Dezenformasyonla Mücadele Merkezi’nin sosyal medya hesabından yapılan açıklamaya göre, Kayseri’de yaşanan olaylar sonrasında Türk polisinin bir inşaata baskın düzenleyerek çalışan Suriyelileri sınır dışı etmek üzere gözaltına aldığı iddiası asılsızdır. Konuyla ilgili DMM tarafından yapılan açıklamada, söz konusu görüntülerin 30 Nisan 2024 tarihinde Arapça ve İbranice yayım yapan bazı haber sitelerinden alındığı belirlenmiştir.
Haberlere göre, görüntülerin kaydedildiği yer ise işgal altındaki Celile bölgesinde bulunan bir inşaat alanıdır ve bu bölgede baskın düzenleyen polis İsrail polisidir. İsrail polisinin verdiği bilgilere göre, Filistinlileri “İsrail’e giren kaçaklar” olarak nitelendirmiş ve bu kişilerin toprakları işgal ettikleri gerekçesiyle gözaltına alındıklarını belirtmiştir.
DMM’nin yaptığı açıklamada, sosyal medya üzerinde dolaşan ve Türk polisinin Suriyelileri sınır dışı etmek üzere gözaltına aldığı iddiasının gerçeği yansıtmadığı vurgulanmıştır. Kamuoyunu yanıltma amacı güden asılsız iddialara itibar edilmemesi konusunda uyarıda bulunulmuştur.
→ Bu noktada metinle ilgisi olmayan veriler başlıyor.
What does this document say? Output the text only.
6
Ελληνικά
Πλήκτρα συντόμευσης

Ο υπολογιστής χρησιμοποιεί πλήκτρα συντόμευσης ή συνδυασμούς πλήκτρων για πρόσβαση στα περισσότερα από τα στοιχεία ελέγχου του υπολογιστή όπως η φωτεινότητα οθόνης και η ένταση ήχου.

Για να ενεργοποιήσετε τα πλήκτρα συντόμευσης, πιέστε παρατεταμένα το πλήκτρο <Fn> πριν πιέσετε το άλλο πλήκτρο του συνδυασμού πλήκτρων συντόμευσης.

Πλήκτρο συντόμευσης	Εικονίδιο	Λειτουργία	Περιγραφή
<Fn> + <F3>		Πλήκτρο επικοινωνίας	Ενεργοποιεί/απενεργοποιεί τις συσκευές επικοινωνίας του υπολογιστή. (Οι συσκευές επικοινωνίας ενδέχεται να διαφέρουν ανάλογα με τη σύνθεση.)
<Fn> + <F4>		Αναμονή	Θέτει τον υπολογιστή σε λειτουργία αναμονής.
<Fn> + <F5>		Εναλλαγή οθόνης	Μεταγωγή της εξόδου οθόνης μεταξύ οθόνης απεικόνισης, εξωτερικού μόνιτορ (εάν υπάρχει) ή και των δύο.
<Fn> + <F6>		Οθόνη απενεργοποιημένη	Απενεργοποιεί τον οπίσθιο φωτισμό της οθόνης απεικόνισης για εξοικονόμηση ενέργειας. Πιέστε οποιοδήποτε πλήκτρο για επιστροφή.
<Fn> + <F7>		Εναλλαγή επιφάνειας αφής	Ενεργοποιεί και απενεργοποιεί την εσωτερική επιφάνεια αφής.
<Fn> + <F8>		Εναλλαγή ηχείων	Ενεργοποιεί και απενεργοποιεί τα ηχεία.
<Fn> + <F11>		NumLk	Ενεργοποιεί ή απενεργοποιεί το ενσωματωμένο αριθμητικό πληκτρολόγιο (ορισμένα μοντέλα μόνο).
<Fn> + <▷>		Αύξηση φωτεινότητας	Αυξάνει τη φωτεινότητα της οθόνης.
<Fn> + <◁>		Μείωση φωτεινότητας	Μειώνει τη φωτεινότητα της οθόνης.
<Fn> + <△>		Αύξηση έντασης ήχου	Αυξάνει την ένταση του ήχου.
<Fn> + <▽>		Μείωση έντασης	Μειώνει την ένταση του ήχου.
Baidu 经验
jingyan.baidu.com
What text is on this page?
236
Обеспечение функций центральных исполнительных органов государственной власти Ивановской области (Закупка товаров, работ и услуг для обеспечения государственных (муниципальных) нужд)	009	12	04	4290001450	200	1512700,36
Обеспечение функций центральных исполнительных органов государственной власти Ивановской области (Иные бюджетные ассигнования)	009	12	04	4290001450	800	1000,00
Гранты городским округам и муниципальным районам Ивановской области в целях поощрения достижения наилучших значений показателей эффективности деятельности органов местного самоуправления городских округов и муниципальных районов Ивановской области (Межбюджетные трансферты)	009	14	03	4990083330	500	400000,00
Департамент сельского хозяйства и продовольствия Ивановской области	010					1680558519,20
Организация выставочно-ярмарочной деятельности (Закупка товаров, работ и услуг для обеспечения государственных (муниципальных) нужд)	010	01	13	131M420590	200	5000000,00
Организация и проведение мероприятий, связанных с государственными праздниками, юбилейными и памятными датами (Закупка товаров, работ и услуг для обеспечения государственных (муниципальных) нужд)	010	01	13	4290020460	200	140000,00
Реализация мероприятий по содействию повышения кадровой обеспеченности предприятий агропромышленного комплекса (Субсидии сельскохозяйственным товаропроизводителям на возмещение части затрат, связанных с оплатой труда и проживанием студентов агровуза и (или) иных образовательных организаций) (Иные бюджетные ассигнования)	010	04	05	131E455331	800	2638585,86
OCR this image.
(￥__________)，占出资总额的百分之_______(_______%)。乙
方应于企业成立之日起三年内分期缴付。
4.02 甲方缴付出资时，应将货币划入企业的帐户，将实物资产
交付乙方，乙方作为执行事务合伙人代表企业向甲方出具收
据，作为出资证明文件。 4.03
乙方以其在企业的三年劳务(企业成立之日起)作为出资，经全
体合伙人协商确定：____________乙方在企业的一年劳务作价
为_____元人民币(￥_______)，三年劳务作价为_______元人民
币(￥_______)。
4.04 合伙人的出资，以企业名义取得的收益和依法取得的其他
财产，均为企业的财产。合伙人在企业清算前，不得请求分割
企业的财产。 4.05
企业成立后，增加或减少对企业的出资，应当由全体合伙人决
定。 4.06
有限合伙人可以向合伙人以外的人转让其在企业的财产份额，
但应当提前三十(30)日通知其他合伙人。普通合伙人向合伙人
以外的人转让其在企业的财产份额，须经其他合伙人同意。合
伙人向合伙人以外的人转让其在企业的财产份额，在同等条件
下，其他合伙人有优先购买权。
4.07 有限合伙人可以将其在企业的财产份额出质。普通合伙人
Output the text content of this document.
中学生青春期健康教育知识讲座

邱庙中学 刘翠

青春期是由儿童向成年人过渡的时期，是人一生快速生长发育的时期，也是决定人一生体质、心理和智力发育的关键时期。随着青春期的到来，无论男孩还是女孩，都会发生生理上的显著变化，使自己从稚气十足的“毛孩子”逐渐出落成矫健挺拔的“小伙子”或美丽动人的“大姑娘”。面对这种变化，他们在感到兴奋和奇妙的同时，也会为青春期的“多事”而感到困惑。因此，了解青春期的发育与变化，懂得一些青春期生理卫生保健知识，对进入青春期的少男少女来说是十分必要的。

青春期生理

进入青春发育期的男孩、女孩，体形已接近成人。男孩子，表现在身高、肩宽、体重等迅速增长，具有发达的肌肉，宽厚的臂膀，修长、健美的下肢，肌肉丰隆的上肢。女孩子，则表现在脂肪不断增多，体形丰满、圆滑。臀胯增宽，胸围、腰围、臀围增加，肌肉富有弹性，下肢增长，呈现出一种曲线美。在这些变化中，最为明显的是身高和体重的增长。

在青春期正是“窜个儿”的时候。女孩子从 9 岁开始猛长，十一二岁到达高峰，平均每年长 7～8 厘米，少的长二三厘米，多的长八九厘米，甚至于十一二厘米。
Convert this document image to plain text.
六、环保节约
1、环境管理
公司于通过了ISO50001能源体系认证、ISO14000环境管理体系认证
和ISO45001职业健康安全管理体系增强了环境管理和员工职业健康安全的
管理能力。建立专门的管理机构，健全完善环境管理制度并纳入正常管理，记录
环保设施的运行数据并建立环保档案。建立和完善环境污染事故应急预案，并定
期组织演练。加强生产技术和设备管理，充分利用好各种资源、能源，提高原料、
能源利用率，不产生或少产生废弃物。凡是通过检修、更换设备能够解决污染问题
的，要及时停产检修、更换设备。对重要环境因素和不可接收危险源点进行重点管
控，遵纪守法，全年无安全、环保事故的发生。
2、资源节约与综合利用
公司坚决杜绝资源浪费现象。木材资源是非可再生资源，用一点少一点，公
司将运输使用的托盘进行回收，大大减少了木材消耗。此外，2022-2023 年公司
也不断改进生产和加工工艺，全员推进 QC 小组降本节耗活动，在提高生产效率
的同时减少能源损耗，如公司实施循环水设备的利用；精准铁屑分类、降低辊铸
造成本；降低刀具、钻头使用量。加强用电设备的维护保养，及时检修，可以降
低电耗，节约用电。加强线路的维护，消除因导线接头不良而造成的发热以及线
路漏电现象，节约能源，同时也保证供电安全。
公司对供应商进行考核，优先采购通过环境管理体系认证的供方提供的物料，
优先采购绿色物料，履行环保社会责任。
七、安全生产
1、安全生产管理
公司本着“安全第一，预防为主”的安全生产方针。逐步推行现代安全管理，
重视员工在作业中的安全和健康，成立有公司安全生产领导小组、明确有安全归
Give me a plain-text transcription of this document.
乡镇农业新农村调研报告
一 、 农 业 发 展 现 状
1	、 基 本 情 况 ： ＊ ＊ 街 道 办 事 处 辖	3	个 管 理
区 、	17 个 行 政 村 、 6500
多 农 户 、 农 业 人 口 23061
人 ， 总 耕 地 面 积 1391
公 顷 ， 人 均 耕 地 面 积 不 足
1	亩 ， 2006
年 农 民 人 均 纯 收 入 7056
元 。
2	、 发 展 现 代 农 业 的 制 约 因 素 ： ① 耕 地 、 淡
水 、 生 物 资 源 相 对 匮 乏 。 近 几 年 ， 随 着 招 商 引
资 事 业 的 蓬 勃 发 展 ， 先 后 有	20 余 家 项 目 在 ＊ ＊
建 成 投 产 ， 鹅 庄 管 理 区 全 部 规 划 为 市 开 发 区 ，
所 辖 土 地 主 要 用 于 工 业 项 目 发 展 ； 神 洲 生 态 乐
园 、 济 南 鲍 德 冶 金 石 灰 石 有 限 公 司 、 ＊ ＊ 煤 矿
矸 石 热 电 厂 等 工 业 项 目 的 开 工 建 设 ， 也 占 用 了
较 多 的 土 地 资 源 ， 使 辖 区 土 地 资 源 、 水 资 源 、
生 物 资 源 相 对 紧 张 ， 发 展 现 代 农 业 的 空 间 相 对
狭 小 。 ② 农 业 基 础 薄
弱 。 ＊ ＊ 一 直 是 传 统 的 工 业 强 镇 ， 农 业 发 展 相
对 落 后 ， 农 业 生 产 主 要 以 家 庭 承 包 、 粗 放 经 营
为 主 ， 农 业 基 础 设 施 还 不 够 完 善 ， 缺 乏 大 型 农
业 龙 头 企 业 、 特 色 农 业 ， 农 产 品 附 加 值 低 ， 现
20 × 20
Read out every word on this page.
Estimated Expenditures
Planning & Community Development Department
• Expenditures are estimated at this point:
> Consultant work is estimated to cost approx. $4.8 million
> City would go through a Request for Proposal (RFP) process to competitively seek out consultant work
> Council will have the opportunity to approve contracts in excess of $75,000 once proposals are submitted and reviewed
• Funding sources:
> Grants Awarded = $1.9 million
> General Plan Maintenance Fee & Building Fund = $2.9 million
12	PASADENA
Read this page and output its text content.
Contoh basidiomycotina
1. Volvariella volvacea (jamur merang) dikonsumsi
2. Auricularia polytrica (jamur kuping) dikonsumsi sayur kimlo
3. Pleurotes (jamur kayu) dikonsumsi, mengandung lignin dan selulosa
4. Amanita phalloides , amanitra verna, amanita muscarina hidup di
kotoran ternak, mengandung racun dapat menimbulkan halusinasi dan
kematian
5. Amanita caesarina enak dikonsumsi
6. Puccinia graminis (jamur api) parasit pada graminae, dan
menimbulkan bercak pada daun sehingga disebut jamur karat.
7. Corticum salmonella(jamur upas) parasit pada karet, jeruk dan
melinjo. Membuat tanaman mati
Dezenformasyonla Mücadele Merkezi’nin sosyal medya üzerinden yapılan bu açıklama, son dönemlerde artan yanıltıcı bilgiler ve manipülatif haberler konusunda duyarlılık oluşturmayı amaçlamaktadır. Söz konusu durumda, görsel ve bilgi kirliliğine karşı dikkatli olunması gerektiği vurgulanmıştır. İnternet ve sosyal medya platformlarında paylaşılan bilgilere karşı eleştirel bir bakış açısına sahip olmanın önemi vurgulanmıştır.
DMM, dezenformasyon ve manipülatif bilgilerle mücadele etmek için doğru ve güvenilir kaynaklardan bilgi alınması gerektiğini vurgulamaktadır. Kamuoyunu yanıltıcı haberlerin ve görsellerin paylaşılmasıyla oluşan bilgi kirliliğine karşı bilinçli ve eleştirel bir tutum sergileme gerekliliği üzerinde durulmaktadır. Bu tür durumlarda, resmi açıklamaları takip etmek ve doğruluğundan emin olmadan bilgi paylaşımında bulunmamak önem taşımaktadır.
Sonuç olarak, DMM’nin yaptığı bu açıklama, toplumun doğru ve güvenilir bilgiye erişimini sağlamak adına önemli bir adımdır. Yanıltıcı bilgilerle mücadele etmek, bilinçli bir şekilde bilgi tüketimine yönelmek ve dezenformasyonun yayılmasını engellemek için duyarlılık oluşturmayı amaçlamaktadır.